Home Blogs Chemicals and the Economy Force Majeures continue to increase

Force Majeures continue to increase

Chemical companies, Economic growth
By Paul Hodges on 12-Jul-2011

FMs Jul11.pngIts now a year since the blog first highlighted the worrying rise in force majeures (FMs) since the Great Recession began. Most disappointingly, continuing strong profitability has not led to any improvement. In fact, as the chart shows, the position has worsened over the past 6 months.

It is based on the number of FM mentions in ICIS news each month since 2008. Clearly, the Japan Disaster did increase the numbers. But at the peak in March, this added 20 within a total of 78 reports, since when the monthly numbers have been very small.

Many in the industry are worried by the FM trend, which has implications for safety performance, as well as for profitability. They point to lack of maintenance as a crucial factor, particularly when many Western plants are already ageing, and so are more difficult to run reliably.

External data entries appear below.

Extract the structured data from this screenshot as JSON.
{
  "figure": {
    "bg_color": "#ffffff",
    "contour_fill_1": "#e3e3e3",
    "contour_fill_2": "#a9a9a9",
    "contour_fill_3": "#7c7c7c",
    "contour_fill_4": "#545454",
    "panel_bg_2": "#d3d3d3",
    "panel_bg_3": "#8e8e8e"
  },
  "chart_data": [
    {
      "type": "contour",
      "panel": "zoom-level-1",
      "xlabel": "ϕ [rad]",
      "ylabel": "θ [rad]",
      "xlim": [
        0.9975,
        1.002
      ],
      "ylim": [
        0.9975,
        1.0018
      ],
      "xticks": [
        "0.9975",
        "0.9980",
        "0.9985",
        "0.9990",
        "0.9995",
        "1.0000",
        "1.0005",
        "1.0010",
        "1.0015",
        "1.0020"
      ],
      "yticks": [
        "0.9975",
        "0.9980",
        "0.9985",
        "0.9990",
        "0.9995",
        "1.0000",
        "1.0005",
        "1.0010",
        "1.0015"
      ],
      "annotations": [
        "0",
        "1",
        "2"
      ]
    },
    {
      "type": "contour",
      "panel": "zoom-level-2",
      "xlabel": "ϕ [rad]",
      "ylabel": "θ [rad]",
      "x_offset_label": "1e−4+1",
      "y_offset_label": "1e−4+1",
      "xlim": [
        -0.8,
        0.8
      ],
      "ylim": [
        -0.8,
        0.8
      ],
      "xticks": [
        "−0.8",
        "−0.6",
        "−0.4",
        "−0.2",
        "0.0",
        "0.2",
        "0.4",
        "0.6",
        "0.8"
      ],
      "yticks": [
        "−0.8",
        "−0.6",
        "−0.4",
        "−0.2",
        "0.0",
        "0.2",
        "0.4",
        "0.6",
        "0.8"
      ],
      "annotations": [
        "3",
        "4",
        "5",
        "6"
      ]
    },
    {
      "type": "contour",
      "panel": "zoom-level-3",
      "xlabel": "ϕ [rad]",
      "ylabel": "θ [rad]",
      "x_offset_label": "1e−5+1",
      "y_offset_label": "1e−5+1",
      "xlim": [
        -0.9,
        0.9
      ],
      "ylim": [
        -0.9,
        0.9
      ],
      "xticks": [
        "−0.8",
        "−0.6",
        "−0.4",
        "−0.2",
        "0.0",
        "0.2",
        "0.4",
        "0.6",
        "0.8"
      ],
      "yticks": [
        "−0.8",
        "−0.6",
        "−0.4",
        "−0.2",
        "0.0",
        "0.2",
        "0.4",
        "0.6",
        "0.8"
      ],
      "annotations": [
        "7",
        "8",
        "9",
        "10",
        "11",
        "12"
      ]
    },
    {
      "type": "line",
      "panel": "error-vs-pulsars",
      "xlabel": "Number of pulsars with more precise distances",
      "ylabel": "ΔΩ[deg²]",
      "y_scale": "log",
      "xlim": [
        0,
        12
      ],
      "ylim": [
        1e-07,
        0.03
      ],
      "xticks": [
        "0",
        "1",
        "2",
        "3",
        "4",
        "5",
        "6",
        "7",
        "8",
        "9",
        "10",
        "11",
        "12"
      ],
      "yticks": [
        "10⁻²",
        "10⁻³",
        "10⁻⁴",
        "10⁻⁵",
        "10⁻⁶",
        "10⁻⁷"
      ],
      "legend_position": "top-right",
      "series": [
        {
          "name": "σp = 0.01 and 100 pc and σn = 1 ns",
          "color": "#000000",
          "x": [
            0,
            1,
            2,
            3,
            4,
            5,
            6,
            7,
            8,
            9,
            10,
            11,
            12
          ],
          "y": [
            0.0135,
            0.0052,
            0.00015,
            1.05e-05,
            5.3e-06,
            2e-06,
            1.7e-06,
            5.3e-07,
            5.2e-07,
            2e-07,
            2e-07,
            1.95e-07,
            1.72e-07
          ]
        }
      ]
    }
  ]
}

As the Head of the UK’s Health & Safety Executive has noted, “At the most senior levels, there has been a growing lack of understanding and appreciation of the importance of process safety. Lagging indicators have taken the place of real-time measures of process safety and performance, while information technology has bred a sense of complacency.

In addition, of course, the trend towards larger-scale plants means any problems have a bigger impact. Whilst price volatility, and today’s relatively high prices, mean inventories are generally lower than in the past, and less able to buffer outages.

The blog is therefore pleased to see that analysts Bernstein Research have followed up the issue in greater detail. They highlight “a sharp increase in FMs in the US offset by a decrease in Europe“. And they share the blog’s view that “technical issues, possibly arising from under-maintenance of assets, have been the prime cause of FM“.

Bernstein also highlight the negative impact on profitability for those firms who suffer multiple FMs. Whilst they note that companies such as “BASF and Bayer continue to benefit from the operating issues of their competitors“. Hopefuilly investors may take note, and question managements more rigorously about their operating performance.